The European Consumer Organization BEUC presented its new report on consumer attitudes on various aspects of the online world today 'Connected, but unfairly treated – Consumer survey results on the fairness of the online environment'. According to results, consumers often do not feel in control of neither the content they are presented with nor their online decisions, and they want greater regulation of commercial influencers and more child protection online.
For this survey, BEUC commissioned Open Evidence to conduct interviews by means of online questionnaires with 4,929 participants aged 18 years and above across the 8 EU Member States of France, Germany, Italy, Lithuania, Poland, Romania, Spain and Sweden throughout February and March 2023.
These are further insights:
- With 43 percent, less than half of consumers said they feel in control of the content they are shown and the decisions they take online.
- Respondents felt unhappy with how they are protected online by their authorities, especially in Romania (46 percent) and France (40 percent), less so in Sweden (26 percent) and Italy (28 percent).
- Less than one in five respondents considered it fair that they are targeted with ads based on their lives or vulnerabilities, and disapproved of being monitored and tracked online. Only 7 percent did not want to choose how much data is collected on them.
- 75 percent of consumers agreed that children needed more protection from online tracking and from being influenced by digital services.
- Seeking greater regulation, 44 percent of consumers who came across influencers on social media saw them promoting possible scams or problematic products. 74 percent said that platforms hosting them should also be responsible for their influencer content.
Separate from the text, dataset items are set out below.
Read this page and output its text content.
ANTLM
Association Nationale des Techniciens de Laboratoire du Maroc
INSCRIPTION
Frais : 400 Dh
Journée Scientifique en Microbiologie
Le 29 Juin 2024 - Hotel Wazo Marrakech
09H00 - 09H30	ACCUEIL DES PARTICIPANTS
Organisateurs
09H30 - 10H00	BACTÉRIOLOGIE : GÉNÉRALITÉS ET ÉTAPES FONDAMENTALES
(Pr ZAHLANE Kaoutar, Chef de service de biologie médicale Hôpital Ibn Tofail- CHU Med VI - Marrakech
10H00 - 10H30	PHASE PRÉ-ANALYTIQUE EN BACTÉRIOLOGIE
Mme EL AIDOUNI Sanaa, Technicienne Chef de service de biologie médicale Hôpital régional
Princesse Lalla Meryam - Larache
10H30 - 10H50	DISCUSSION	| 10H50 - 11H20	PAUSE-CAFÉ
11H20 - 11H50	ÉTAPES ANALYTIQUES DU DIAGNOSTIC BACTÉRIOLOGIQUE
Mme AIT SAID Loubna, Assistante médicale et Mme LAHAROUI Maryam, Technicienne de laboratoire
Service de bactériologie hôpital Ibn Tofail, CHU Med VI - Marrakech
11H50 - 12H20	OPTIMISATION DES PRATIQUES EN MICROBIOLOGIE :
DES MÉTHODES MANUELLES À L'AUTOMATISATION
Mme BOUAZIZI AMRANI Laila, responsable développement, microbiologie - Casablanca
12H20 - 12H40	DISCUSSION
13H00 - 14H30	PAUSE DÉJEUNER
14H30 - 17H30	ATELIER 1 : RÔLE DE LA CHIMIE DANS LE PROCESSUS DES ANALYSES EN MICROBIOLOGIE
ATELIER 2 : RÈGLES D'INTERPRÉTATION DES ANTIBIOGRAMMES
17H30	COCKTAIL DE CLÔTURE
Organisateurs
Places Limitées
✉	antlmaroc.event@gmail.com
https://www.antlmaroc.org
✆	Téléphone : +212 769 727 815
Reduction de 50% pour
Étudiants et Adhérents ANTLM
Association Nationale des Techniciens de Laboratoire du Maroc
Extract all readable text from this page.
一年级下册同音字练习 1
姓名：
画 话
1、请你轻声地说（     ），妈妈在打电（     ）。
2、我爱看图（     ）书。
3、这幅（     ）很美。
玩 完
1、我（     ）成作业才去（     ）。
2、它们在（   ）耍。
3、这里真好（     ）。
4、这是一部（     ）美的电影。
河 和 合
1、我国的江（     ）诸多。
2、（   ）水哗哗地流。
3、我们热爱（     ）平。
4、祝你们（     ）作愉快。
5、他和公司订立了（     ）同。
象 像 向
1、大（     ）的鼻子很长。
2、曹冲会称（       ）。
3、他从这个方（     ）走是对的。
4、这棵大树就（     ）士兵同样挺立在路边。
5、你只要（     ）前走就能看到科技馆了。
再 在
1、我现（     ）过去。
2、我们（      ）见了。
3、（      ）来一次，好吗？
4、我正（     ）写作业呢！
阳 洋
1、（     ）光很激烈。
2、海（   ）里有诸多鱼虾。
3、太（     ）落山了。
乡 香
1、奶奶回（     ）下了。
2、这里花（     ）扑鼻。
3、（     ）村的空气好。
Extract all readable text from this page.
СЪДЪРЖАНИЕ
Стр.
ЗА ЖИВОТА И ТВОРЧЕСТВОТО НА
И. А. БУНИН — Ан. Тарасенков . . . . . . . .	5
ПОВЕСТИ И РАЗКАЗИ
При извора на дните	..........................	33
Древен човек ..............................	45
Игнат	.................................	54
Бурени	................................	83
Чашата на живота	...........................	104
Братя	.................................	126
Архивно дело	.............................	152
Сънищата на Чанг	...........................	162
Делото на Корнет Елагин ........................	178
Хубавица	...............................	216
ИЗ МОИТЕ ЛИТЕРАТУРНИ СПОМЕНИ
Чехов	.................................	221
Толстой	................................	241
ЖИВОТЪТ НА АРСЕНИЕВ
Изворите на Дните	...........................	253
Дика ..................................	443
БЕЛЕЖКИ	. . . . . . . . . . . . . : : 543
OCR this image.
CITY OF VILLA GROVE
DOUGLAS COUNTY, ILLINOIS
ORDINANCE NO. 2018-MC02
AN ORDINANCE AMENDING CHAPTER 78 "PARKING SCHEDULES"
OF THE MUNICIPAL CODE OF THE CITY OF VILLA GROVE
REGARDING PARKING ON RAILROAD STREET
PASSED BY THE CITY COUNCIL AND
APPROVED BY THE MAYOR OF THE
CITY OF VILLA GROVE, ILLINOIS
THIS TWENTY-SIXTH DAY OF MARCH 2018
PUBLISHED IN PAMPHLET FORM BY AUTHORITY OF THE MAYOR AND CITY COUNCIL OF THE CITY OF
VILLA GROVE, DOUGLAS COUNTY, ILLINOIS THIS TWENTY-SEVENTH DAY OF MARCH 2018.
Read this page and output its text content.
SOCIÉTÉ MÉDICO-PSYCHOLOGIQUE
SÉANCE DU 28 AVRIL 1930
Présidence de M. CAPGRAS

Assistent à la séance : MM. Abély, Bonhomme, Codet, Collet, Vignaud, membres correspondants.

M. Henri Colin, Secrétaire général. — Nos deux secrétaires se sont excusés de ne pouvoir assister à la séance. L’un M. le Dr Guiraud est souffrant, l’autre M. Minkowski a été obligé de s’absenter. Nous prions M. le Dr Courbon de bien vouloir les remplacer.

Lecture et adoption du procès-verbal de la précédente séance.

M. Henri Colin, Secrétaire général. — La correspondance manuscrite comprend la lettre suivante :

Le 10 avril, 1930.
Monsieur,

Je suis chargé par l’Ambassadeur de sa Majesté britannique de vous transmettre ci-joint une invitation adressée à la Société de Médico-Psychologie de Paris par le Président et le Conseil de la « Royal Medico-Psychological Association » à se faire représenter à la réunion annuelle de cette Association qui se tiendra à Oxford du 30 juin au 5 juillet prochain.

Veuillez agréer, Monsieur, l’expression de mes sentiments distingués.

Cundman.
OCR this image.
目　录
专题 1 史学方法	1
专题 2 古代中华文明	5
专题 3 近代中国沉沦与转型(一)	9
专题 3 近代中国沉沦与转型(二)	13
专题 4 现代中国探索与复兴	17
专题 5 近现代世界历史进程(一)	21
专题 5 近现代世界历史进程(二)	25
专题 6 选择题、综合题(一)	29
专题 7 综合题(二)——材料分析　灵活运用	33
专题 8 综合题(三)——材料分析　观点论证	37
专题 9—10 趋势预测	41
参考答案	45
Ursula Pachl, BEUC Deputy Director General, said: "Despite clear advantages to a more connected world, there are significant downsides to its current setup which undermine the ability of consumers to protect their rights, stay in control and make their own choices. The survey we are putting out today makes clear that there are big issues which consumers want policy makers to solve. The pervasiveness of online monitoring and tracking of people’s lives is unacceptable. We must also do much more to protect children. The survey also raises serious concerns about the role influencers play in the market. What we now need is for the Commission to address these concerns in its ongoing fitness check of EU consumer law and propose amendments to legislation. It is only by tackling these problems that consumer law can stay up to date and the EU can keep its promise of a high level of consumer empowerment and protection."